Alvo de operação, empresário é preso por cárcere e tráfico em clínica

Cesta de medicamentos utilizada em clínica autuada na Operação Cura Terapêutica. (Foto: Reprodução processual) O empresário preso nesta terça-feira (18), em Glória de Dourados, foi acusado de manter um paciente contra a vontade em uma clínica e de ter estoque irregular de medicamentos controlados. A Polícia Civil enquadrou os dois fatos como cárcere privado e tráfico...


Cesta de medicamentos utilizada em clínica autuada na Operação Cura Terapêutica. (Foto: Reprodução processual)

O empresário preso nesta terça-feira (18), em Glória de Dourados, foi acusado de manter um paciente contra a vontade em uma clínica e de ter estoque irregular de medicamentos controlados. A Polícia Civil enquadrou os dois fatos como cárcere privado e tráfico de drogas. Fábio Garcia do Amaral, de 45 anos, foi detido durante buscas na Clínica Vila Bethânia.

Empresário Fábio Garcia do Amaral, de 45 anos, foi preso em Glória de Dourados por cárcere privado e tráfico de drogas na Clínica Vila Bethânia.
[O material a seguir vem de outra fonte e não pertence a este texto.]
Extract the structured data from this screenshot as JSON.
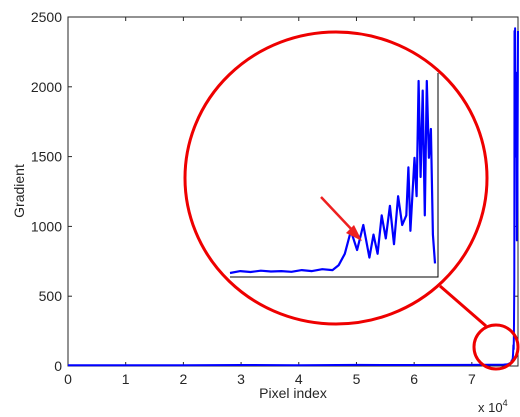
{
  "chart_data": {
    "type": "line",
    "title": "",
    "xlabel": "Pixel index",
    "ylabel": "Gradient",
    "x_exponent_label": "x 10",
    "x_exponent_power": "4",
    "xlim": [
      0,
      7.8
    ],
    "ylim": [
      0,
      2500
    ],
    "x_ticks": [
      0,
      1,
      2,
      3,
      4,
      5,
      6,
      7
    ],
    "x_tick_labels": [
      "0",
      "1",
      "2",
      "3",
      "4",
      "5",
      "6",
      "7"
    ],
    "y_ticks": [
      0,
      500,
      1000,
      1500,
      2000,
      2500
    ],
    "y_tick_labels": [
      "0",
      "500",
      "1000",
      "1500",
      "2000",
      "2500"
    ],
    "grid": false,
    "legend": "none",
    "series": [
      {
        "color": "#0000ff",
        "x": [
          0,
          1,
          2,
          3,
          4,
          5,
          6,
          7,
          7.55,
          7.62,
          7.66,
          7.68,
          7.69,
          7.7,
          7.71,
          7.715,
          7.72,
          7.725,
          7.73,
          7.735,
          7.74,
          7.745,
          7.75,
          7.76,
          7.77,
          7.78,
          7.79,
          7.8
        ],
        "values": [
          5,
          6,
          5,
          7,
          6,
          8,
          7,
          8,
          10,
          12,
          20,
          25,
          40,
          30,
          60,
          90,
          150,
          120,
          300,
          600,
          2400,
          1800,
          2420,
          1500,
          2100,
          900,
          1200,
          2400
        ]
      }
    ],
    "annotations": {
      "zoom_circle_color": "#ee0000",
      "arrow_color": "#ee2020",
      "inset_description_series": {
        "x": [
          0,
          0.05,
          0.1,
          0.15,
          0.2,
          0.25,
          0.3,
          0.35,
          0.4,
          0.45,
          0.5,
          0.53,
          0.56,
          0.59,
          0.62,
          0.65,
          0.68,
          0.7,
          0.72,
          0.74,
          0.76,
          0.78,
          0.8,
          0.82,
          0.84,
          0.86,
          0.87,
          0.88,
          0.9,
          0.91,
          0.92,
          0.93,
          0.94,
          0.95,
          0.96,
          0.97,
          0.98,
          0.99,
          1.0
        ],
        "values": [
          0,
          0.01,
          0.005,
          0.012,
          0.008,
          0.01,
          0.006,
          0.015,
          0.01,
          0.02,
          0.015,
          0.04,
          0.1,
          0.22,
          0.12,
          0.25,
          0.08,
          0.2,
          0.1,
          0.3,
          0.18,
          0.35,
          0.15,
          0.4,
          0.25,
          0.3,
          0.55,
          0.22,
          0.6,
          0.4,
          1.0,
          0.5,
          0.95,
          0.3,
          1.0,
          0.6,
          0.75,
          0.2,
          0.05
        ]
      }
    }
  }
}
Um jovem de 22 anos relatou à Defensoria Pública que era mantido no local contra a vontade. A polícia também encontrou estoque irregular de psicotrópicos sem licença sanitária. A Operação Cura Terapêutica cumpriu 14 mandados em cinco cidades e bloqueou mais de R$ 1 milhão em bens.

A documentação obtida pelo Campo Grande News esclarece o motivo da prisão, informada mais cedo durante a operação. O auto registra Fábio e Marcos Pereira de Matos, de 48 anos, pelas mesmas duas acusações.

A acusação de cárcere surgiu durante entrevista da Defensoria Pública com um jovem, de 22 anos. Ele afirmou que permanecia na Vila Bethânia contra a vontade, não tinha autorização para deixar o estabelecimento e enfrentava dificuldades para falar com familiares. Ele pediu para continuar o relato em uma sala reservada.

O rapaz contou que passou cerca de dois anos ligado à outra clínica, em Fátima do Sul, e depois foi transferido para a Vila Bethânia. Durante o período de ressocialização, a família alugou e mobiliou um apartamento para que ele morasse fora da unidade. Ele também trabalhava como estagiário para a clínica sem receber pagamento.

Segundo o relato, uma recaída no uso de drogas levou Fábio e Marcos ao apartamento para exigir seu retorno. O jovem afirmou que os dois tentavam convencê-lo a permanecer na instituição sempre que ele manifestava intenção de sair. Em algumas dessas ocasiões, segundo o jovem, ele era obrigado a tomar medicamentos.

Já a acusação de tráfico decorreu dos medicamentos encontrados na Vila Bethânia. A fiscalização localizou um estoque de psicotrópicos sujeitos a controle especial, entre eles alprazolam, clonazepam, diazepam, estazolam e midazolam. A clínica não tinha licença sanitária necessária para guardar, utilizar e administrar esses produtos.

Um fiscal relatou que alguns medicamentos eram restritos a unidades hospitalares e que não havia profissional de saúde de nível superior habilitado para aplicá-los. A fiscalização apontou risco de superdosagem e intoxicação, além da falta de estrutura para socorro imediato. Os responsáveis também não apresentaram documentação que comprovasse a origem regular dos remédios.

Entenda – A Operação Cura Terapêutica investiga empresas que prestavam serviços de internação de dependentes químicos custeados pelo Poder Público. Como o Campo Grande News mostrou mais cedo, foram cumpridos 14 mandados em Dourados, Fátima do Sul, Deodápolis, Glória de Dourados e Ponta Porã.

A Justiça também determinou o bloqueio de mais de R$ 1 milhão em bens e valores ligados à investigação.